SQL構文(データ挿入・更新)

INSERT

新しい行を挿入する。

INTO

挿入対象のテーブルと列名指定。
テーブル名(列名,列名)という形式で指定する。

なお、列名はカンマ区切りで複数指定でき、
NotNullが指定されていなかったり、
またはAUTO_INCREMENT(自動連番挿入)が指定されている場合、
列名を省く事が可能。
省かれた列にはNullまたは連番が挿入される。

VALUES

挿入する中身を指定する。
INTO句で指定した列名の順番を守ったうえで、挿入する必要がある。

文字列リテラルの場合は、シングルクォートかダブルクォートで囲む必要がある。
DATETIMEなどの時間形式の場合は、書式を守ったうえで、
文字列リテラルとして挿入する。

例:「goods」テーブルに、
「えんぴつ4本セット」と「けしゴム」の名前と価格を挿入する場合

INSERT INTO goods(name,price)
VALUES ('えんぴつ4本セット',100),("けしゴム",60);

VALUES句には、丸カッコ1つにつき1行単位で挿入する内容を入力。
カンマ区切りでもう1つ丸カッコを増やせば、一度に複数行挿入できる。

※INTO句で列名を指定せずに、挿入する事も可能だが、
列の順番を配慮しなくてはならず、かつ全ての列の値を設定する必要があり、
なによりテーブルの設計自体が変わるとエラーが発生するため、
必ずINTO句で、列名を指定するようにしたほうがよい。

UPDATE

既存のデータを更新する。

例:「goods」テーブルの「name」が「定規」の価格を変更する

UPDATE sql_test.goods
SET price = 120
WHERE name = '定規'

SET句で変更するカラム名を指定し、
=の後に、代入する値を入力する。

WHERE句でカラム名を指定し、変更したい対象の条件を指定する。

また、一括で特定の価格を上げるというような操作も可能。

例:3つの商品の価格を20円上げたい場合

UPDATE sql_test.goods 
SET price = price + 20
WHERE name IN ('えんぴつ4本セット' , 'ノート', '消しゴム');

値上げしないといけないというのも、せちがらい世の中である。

SET句には、走査中の行の「price」列に、20を加算する式を代入。
WHERE句には、IN句を使い、更新対象の「name」の値を複数指定する。

今回は直感的にわかるように、商品の「名前」で指定しているが、
当然、同じ名前の商品も出てくる可能性もあるし、あまり正確ではない。
商品に一意のIDや主キーがあるのなら、そちらを指定の対象としたほうがいい。

DELETE

行を削除する。

WHEREで条件を指定しないと、テーブルの全ての行を削除してしまうので、要注意!

例:「id」が28の行を削除する

DELETE 
    FROM goods
    WHERE id = 28; -- 必ず指定するのだッ!!

TRUNCATE

指定したテーブル内の行全てを削除する。
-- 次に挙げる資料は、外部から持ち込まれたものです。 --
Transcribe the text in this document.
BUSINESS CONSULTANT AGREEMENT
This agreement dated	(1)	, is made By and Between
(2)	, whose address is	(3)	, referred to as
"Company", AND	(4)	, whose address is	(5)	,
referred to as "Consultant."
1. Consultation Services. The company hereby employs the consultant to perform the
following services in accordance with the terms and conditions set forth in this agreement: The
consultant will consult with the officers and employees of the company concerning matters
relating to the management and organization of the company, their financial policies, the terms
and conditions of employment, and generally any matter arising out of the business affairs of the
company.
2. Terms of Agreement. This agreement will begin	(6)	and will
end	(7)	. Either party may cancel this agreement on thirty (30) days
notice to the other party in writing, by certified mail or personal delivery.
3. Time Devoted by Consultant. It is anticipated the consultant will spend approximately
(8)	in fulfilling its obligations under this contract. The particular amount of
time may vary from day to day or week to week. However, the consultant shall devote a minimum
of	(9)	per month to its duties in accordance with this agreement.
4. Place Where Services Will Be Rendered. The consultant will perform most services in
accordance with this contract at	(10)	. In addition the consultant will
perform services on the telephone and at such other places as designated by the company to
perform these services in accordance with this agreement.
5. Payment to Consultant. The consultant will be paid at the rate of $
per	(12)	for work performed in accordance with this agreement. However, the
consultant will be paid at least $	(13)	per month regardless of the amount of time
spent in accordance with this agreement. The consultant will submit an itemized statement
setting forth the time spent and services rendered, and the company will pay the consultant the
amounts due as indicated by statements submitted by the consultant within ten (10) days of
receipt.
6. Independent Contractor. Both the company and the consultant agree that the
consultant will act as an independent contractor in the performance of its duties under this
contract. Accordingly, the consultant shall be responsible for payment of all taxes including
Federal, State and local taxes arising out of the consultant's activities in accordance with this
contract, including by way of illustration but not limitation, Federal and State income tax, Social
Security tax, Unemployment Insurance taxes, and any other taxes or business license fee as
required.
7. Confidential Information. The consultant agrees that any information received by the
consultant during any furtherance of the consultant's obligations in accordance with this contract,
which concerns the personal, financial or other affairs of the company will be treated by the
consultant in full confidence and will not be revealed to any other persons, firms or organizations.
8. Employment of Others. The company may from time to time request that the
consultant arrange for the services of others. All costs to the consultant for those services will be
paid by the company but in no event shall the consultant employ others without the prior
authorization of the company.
つまりカラッポにする。

行走査などを行わずに削除を行うため、
DELETE文ですべて消すよりも、動作が早い。
ただし、外部キーで参照されているテーブルには使えない。

例:テーブルをカラッポにします

TRUNCATE TABLE goods;

ちなみにテーブル名はカンマ区切りで複数指定可能。
「TABLE」句はDBエンジンによっては省略可能。